Fermetures de lignes, ouverture à la concurrence du transport de voyageurs, transformation du statut de la SNCF… le rapport Spinetta sur la « refonte du système ferroviaire » risque de faire rentrer le rail dans un engrenage fatal. La CGT appelle les cheminots à manifester le 22 mars.
Pour Emmanuel Macron, l’avenir du rail, c’est la route. Maintes fois reporté, le rapport Spinetta a été publié le 15 février. Et, oh que le hasard fait bien les choses ! il propo, comme l’a fait remarquer Mediapart, de faire justement ce qu’Emmanuel Macron a toujours voulu faire : « démanteler la SNCF ». Fermeture de lignes, ouverture à la concurrence du transport de voyageurs, transformation de la SNCF en société anonyme, suppression massive d’emplois et extinction programmée du statut des cheminots sont au menu des 43 recommandations de Jean-Cyril Spinotta, qui fut déjà l’artisan de la privatisation d’Air France.

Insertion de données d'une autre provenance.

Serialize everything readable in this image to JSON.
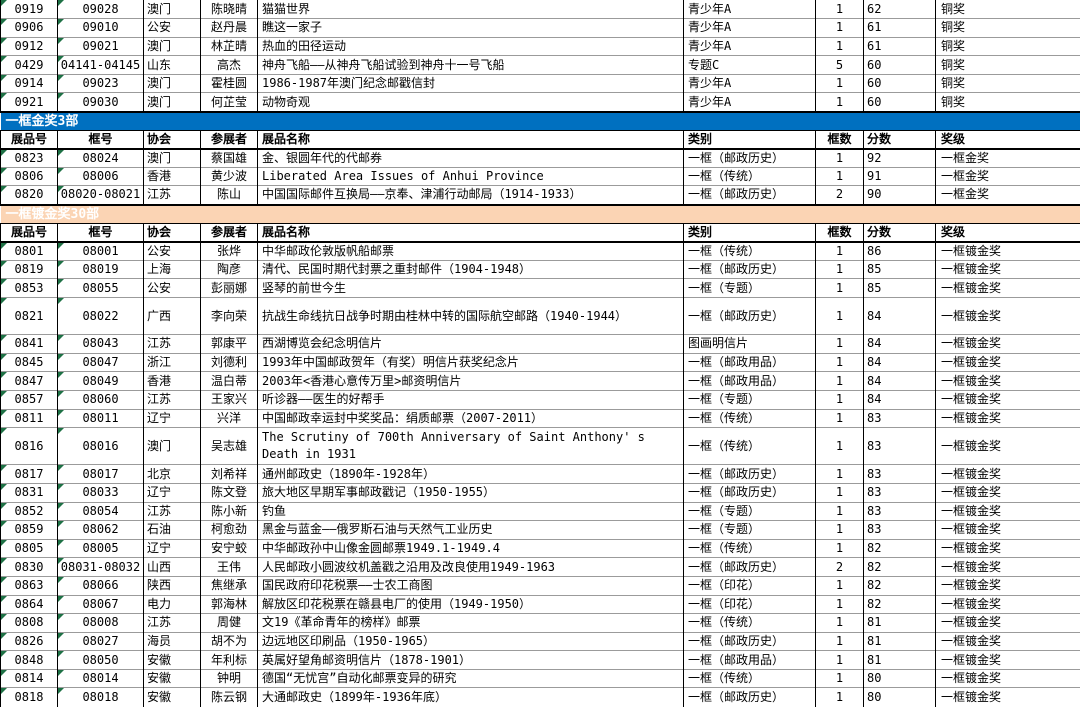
{
  "icons": {
    "error_indicator": "green-corner-triangle"
  },
  "colors": {
    "triangle_green": "#1E7145",
    "gridline": "#9B9B9B",
    "border": "#000000"
  },
  "table": {
    "columns": [
      "展品号",
      "框号",
      "协会",
      "参展者",
      "展品名称",
      "类别",
      "框数",
      "分数",
      "奖级"
    ],
    "top_rows": [
      {
        "cells": [
          "0919",
          "09028",
          "澳门",
          "陈晓晴",
          "猫猫世界",
          "青少年A",
          "1",
          "62",
          "铜奖"
        ]
      },
      {
        "cells": [
          "0906",
          "09010",
          "公安",
          "赵丹晨",
          "瞧这一家子",
          "青少年A",
          "1",
          "61",
          "铜奖"
        ]
      },
      {
        "cells": [
          "0912",
          "09021",
          "澳门",
          "林芷晴",
          "热血的田径运动",
          "青少年A",
          "1",
          "61",
          "铜奖"
        ]
      },
      {
        "cells": [
          "0429",
          "04141-04145",
          "山东",
          "高杰",
          "神舟飞船——从神舟飞船试验到神舟十一号飞船",
          "专题C",
          "5",
          "60",
          "铜奖"
        ]
      },
      {
        "cells": [
          "0914",
          "09023",
          "澳门",
          "霍桂圆",
          "1986-1987年澳门纪念邮戳信封",
          "青少年A",
          "1",
          "60",
          "铜奖"
        ]
      },
      {
        "cells": [
          "0921",
          "09030",
          "澳门",
          "何芷莹",
          "动物奇观",
          "青少年A",
          "1",
          "60",
          "铜奖"
        ]
      }
    ],
    "sections": [
      {
        "title": "一框金奖3部",
        "bar_color": "#0070C0",
        "bar_text_color": "#FFFFFF",
        "rows": [
          {
            "cells": [
              "0823",
              "08024",
              "澳门",
              "蔡国雄",
              "金、银圆年代的代邮券",
              "一框（邮政历史）",
              "1",
              "92",
              "一框金奖"
            ]
          },
          {
            "cells": [
              "0806",
              "08006",
              "香港",
              "黄少波",
              "Liberated Area Issues of Anhui Province",
              "一框（传统）",
              "1",
              "91",
              "一框金奖"
            ]
          },
          {
            "cells": [
              "0820",
              "08020-08021",
              "江苏",
              "陈山",
              "中国国际邮件互换局——京奉、津浦行动邮局（1914-1933）",
              "一框（邮政历史）",
              "2",
              "90",
              "一框金奖"
            ]
          }
        ]
      },
      {
        "title": "一框镀金奖30部",
        "bar_color": "#FBD4B4",
        "bar_text_color": "#FFFFFF",
        "rows": [
          {
            "cells": [
              "0801",
              "08001",
              "公安",
              "张烨",
              "中华邮政伦敦版帆船邮票",
              "一框（传统）",
              "1",
              "86",
              "一框镀金奖"
            ]
          },
          {
            "cells": [
              "0819",
              "08019",
              "上海",
              "陶彦",
              "清代、民国时期代封票之重封邮件（1904-1948）",
              "一框（邮政历史）",
              "1",
              "85",
              "一框镀金奖"
            ]
          },
          {
            "cells": [
              "0853",
              "08055",
              "公安",
              "彭丽娜",
              "竖琴的前世今生",
              "一框（专题）",
              "1",
              "85",
              "一框镀金奖"
            ]
          },
          {
            "cells": [
              "0821",
              "08022",
              "广西",
              "李向荣",
              "抗战生命线抗日战争时期由桂林中转的国际航空邮路（1940-1944）",
              "一框（邮政历史）",
              "1",
              "84",
              "一框镀金奖"
            ],
            "tall": true
          },
          {
            "cells": [
              "0841",
              "08043",
              "江苏",
              "郭康平",
              "西湖博览会纪念明信片",
              "图画明信片",
              "1",
              "84",
              "一框镀金奖"
            ]
          },
          {
            "cells": [
              "0845",
              "08047",
              "浙江",
              "刘德利",
              "1993年中国邮政贺年（有奖）明信片获奖纪念片",
              "一框（邮政用品）",
              "1",
              "84",
              "一框镀金奖"
            ]
          },
          {
            "cells": [
              "0847",
              "08049",
              "香港",
              "温白蒂",
              "2003年<香港心意传万里>邮资明信片",
              "一框（邮政用品）",
              "1",
              "84",
              "一框镀金奖"
            ]
          },
          {
            "cells": [
              "0857",
              "08060",
              "江苏",
              "王家兴",
              "听诊器——医生的好帮手",
              "一框（专题）",
              "1",
              "84",
              "一框镀金奖"
            ]
          },
          {
            "cells": [
              "0811",
              "08011",
              "辽宁",
              "兴洋",
              "中国邮政幸运封中奖奖品：绢质邮票（2007-2011）",
              "一框（传统）",
              "1",
              "83",
              "一框镀金奖"
            ]
          },
          {
            "cells": [
              "0816",
              "08016",
              "澳门",
              "吴志雄",
              "The Scrutiny of 700th Anniversary of Saint Anthony' s Death in 1931",
              "一框（传统）",
              "1",
              "83",
              "一框镀金奖"
            ],
            "tall": true
          },
          {
            "cells": [
              "0817",
              "08017",
              "北京",
              "刘希祥",
              "通州邮政史（1890年-1928年）",
              "一框（邮政历史）",
              "1",
              "83",
              "一框镀金奖"
            ]
          },
          {
            "cells": [
              "0831",
              "08033",
              "辽宁",
              "陈文登",
              "旅大地区早期军事邮政戳记（1950-1955）",
              "一框（邮政历史）",
              "1",
              "83",
              "一框镀金奖"
            ]
          },
          {
            "cells": [
              "0852",
              "08054",
              "江苏",
              "陈小新",
              "钓鱼",
              "一框（专题）",
              "1",
              "83",
              "一框镀金奖"
            ]
          },
          {
            "cells": [
              "0859",
              "08062",
              "石油",
              "柯愈劲",
              "黑金与蓝金——俄罗斯石油与天然气工业历史",
              "一框（专题）",
              "1",
              "83",
              "一框镀金奖"
            ]
          },
          {
            "cells": [
              "0805",
              "08005",
              "辽宁",
              "安宁蛟",
              "中华邮政孙中山像金圆邮票1949.1-1949.4",
              "一框（传统）",
              "1",
              "82",
              "一框镀金奖"
            ]
          },
          {
            "cells": [
              "0830",
              "08031-08032",
              "山西",
              "王伟",
              "人民邮政小圆波纹机盖戳之沿用及改良使用1949-1963",
              "一框（邮政历史）",
              "2",
              "82",
              "一框镀金奖"
            ]
          },
          {
            "cells": [
              "0863",
              "08066",
              "陕西",
              "焦继承",
              "国民政府印花税票——士农工商图",
              "一框（印花）",
              "1",
              "82",
              "一框镀金奖"
            ]
          },
          {
            "cells": [
              "0864",
              "08067",
              "电力",
              "郭海林",
              "解放区印花税票在赣县电厂的使用（1949-1950）",
              "一框（印花）",
              "1",
              "82",
              "一框镀金奖"
            ]
          },
          {
            "cells": [
              "0808",
              "08008",
              "江苏",
              "周健",
              "文19《革命青年的榜样》邮票",
              "一框（传统）",
              "1",
              "81",
              "一框镀金奖"
            ]
          },
          {
            "cells": [
              "0826",
              "08027",
              "海员",
              "胡不为",
              "边远地区印刷品（1950-1965）",
              "一框（邮政历史）",
              "1",
              "81",
              "一框镀金奖"
            ]
          },
          {
            "cells": [
              "0848",
              "08050",
              "安徽",
              "年利标",
              "英属好望角邮资明信片（1878-1901）",
              "一框（邮政用品）",
              "1",
              "81",
              "一框镀金奖"
            ]
          },
          {
            "cells": [
              "0814",
              "08014",
              "安徽",
              "钟明",
              "德国“无忧宫”自动化邮票变异的研究",
              "一框（传统）",
              "1",
              "80",
              "一框镀金奖"
            ]
          },
          {
            "cells": [
              "0818",
              "08018",
              "安徽",
              "陈云钢",
              "大通邮政史（1899年-1936年底）",
              "一框（邮政历史）",
              "1",
              "80",
              "一框镀金奖"
            ]
          }
        ]
      }
    ]
  }
}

AU MOINS 4 000KM MENACÉS (entre 4 000 et 9 000km)

Si elles sont mises en œuvre, ces mesures entraîneront à terme une qui-disparition du transport ferroviaire. Entre 4 000 et 9 000kilomètres de ligne sont directement menacés. Au motif qu’elles ne transportent que « 2% des voyageurs » et qu’elles coûtent 1,7 milliards d’euros », 16ù des fonds publics consacrés chaque année au ferroviaire, le rapport préconise un audit pour déterminer les lignes à fermer. L’économie ainsi réalisable serait de « 1,2 milliards d’euros ». On peut sérieusement en doter. De la même manière que les petites rivières font les grands fleuves, les petites lignes alimentent les grandes. Autrement dit, les fermetures menacent de déstabiliser économiquement le réseau ferroviaire en le plongeant dans un cercle vicieux. En réduisant la fréquentation des lignes restantes, elles risquent de remettre en cause leur rentabilité, donc de générer de nouvelles fermetures. À terme, le réseau ferroviaire pourrait être limité aux lignes à grande vitesse et à celles périurbaines.

LA PRIVATISATION EN MARCHE

Cette logique mortifère pourrait être aggravée par deux autres mesures : la transformation de SNCF Mobilité, qui fait circuler les trains, et de SNCF Réseau, qui gère l’infrastructure, d’établissement publics industriels et commerciaux (Epic) en société anonyme (SA), et l’ouverture à la concurrence. Premier pas vers une privatisation, le statut de société anonyme interdira tout soutien de l’État et aggravera la course aux dividendes dans laquelle la SNCF est déjà plongée au détriment de l’emploi et de la qualité de service. L’ouverture à la concurrence du transport de voyageurs, comme celle du fret ferroviaire l’a démontré, va provoquer un repli sur les lignes susceptibles de dégager du profit et condamner les autres.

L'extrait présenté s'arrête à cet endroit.